Based on my analysis, I would recommend the following actions be taken by the WSP to address recruitment concerns: First, the WSP needs to be more engaged with the citizens. Community engagement can lead to a greater sense of trust in and respect for the law enforcement agency by citizens, while strengthening the organization's ability to identify and attract individuals who can serve as competent law enforcement personnel. While doing so those hired would more accurately reflect the ethnic make-up of the communities they serve.

Second, the hiring process must always be evaluated. The WSP should evaluate their hiring processes to assess if they are getting not simply the candidates they want, but also the candidates the community needs. They need to look at the relevance of traditional disqualifying factors, such as credit ratings, and height/weight standards to assess if they are unfair impediments to hiring quality police officers. It is clear that some police departments are often burdened with cumbersome recruitment and selection processes that can frustrate applicants and drive them to seek employment elsewhere. Based on my training and experience, the most effective recruitment and selection processes are those that are completed quickly and allow a candidate to move swiftly from application to employment decision points. If this means bringing in additional staff to process applicants on an ad-hoc basis, then that just might be the best course of action to take.

Third, the WSP needs to "tell their story" to the citizens. The WSP is full of traditions and history, all made by "citizens". Developing a marketing communication strategy that tells the true story of the Patrol, will offset media accounts of policing that could be negatively slanted or sensationalized. Telling factual stories of dedicated service by Washington State Patrol Troopers also values those who serve in the profession and increases the likelihood that potential applicants will be drawn to a career within the Patrol. Along with this the WSP executive staff should reach out to their media contacts to discuss the nature and scope of the police recruitment challenges. They already have a staff of public information officers who already have professional contacts with media, so this should be easy to accomplish. Proactive intervention with the media may rectify or blunt such criticism that officers are leaving the profession because of poor pay and benefits, low morale, excessive overtime, or officers' safety concerns, and that the citizens are being endangered because of police personnel shortages.

Third, the WSP needs to address diversity. One way of generating a positive perception is to ensure that all citizens hired by the agency, regardless of gender, race, sexual orientation, age, or ethnicity, are faring well in promotions and high-profile job assignments. Women traditionally have had a hard time promoting above the rank of captain which is very unfortunate. A diverse and competent workforce is essential to the operation of a successful police agency.

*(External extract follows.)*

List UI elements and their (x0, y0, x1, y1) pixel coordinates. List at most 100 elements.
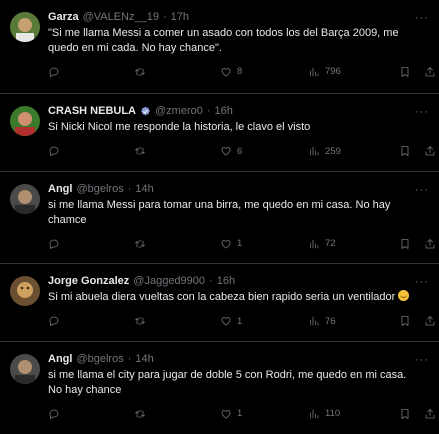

Finally, to better serve many of the applicants by establishing some sort of personal relationship with the candidates from the start, by showing a welcoming and supportive attitude will pay dividends in the future. Supporting applicants includes accepting the fact that some may fall short at first, but they should be encouraged to continue involvement. A critical concept here is a promising applicant need not always be excluded from employment because of a deficiency that could be overcome with additional preparation. No one ever comes in 100% prepared or ready for employment and we should build on the applicants strong attributes and work on building any weaknesses the applicant might have.

Police recruitment and retention will continue to be an issue that police executives will need to address on a yearly basis. Being proactive and having a recruitment team backed by solid policy along interaction from the citizens will ensure for a more streamlined and successful recruitment program.